Principles of participation of an independent member of the supervisory board in corporate governance

Authors

  • Tetiana Blazhenko

DOI:

https://doi.org/10.15330/apiclu.66.2.1-2.10

Keywords:

independent director, officials, joint-stock company, board of directors, supervisory board, corporate law, corporate governance

Abstract

The article analyzes one of the legal borrowings, such as the institution of an independent member (non-executive director) of the supervisory board (board of directors), which was enshrined in the Law of Ukraine «On Joint Stock Companies».
The author systematizes the principles on which an independent member of the supervisory board (independent director) participates in the management of JSC. One of these principles is the principle of personal participation in the management of the company. It is emphasized that personal participation means the direct personal involvement of an independent director in the performance of functions assigned to the supervisory board or independent non-executive directors in the case of the introduction of a one-level corporate governance structure in the company.
It is emphasized that the principle of independence is definitely of decisive importance in the process of the independent members of the supervisory board (independent directors) exercising their powers and consists in the absence of financial and family ties between the directors and the corporation.
The author proves that the principle of prohibition of combining positions is of particular importance in the activities of independent members of the supervisory board (independent directors), as it is one of the defining characteristics of their independence.
It is emphasized that the application of the principle of term of authority exclusively to state joint-stock companies is not entirely justified.

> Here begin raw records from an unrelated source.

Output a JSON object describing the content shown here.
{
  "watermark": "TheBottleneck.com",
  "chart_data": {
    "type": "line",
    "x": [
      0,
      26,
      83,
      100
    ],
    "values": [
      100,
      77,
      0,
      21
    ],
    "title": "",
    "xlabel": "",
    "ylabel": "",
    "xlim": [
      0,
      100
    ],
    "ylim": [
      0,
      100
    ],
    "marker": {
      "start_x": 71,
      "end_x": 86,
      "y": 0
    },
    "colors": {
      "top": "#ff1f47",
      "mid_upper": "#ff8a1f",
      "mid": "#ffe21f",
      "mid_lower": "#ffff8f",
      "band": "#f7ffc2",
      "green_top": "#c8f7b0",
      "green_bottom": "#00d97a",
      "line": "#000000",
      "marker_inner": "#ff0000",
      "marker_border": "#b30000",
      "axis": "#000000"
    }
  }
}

This principle should be applied to all joint-stock companies, regardless of the form of ownership. Otherwise, the principle of the balance of public and private interests is violated, since the candidate for the position of independent member of the supervisory board (independent director) cares more about the interests of shareholders and groups of other independent members of the supervisory board (independent directors), on whom it depends whether he will be re-elected or not. The interests of other stakeholders (the state, companies, investors, employees) take a back seat.
It is proposed to amend Article 72 of the Law of Ukraine «On Joint-Stock Companies» and read it as follows: «Persons elected as members of the supervisory board (except independent members of the supervisory board) may be re-elected an unlimited number of times. A person shall not be an independent member of the supervisory board for more than two terms in a row.»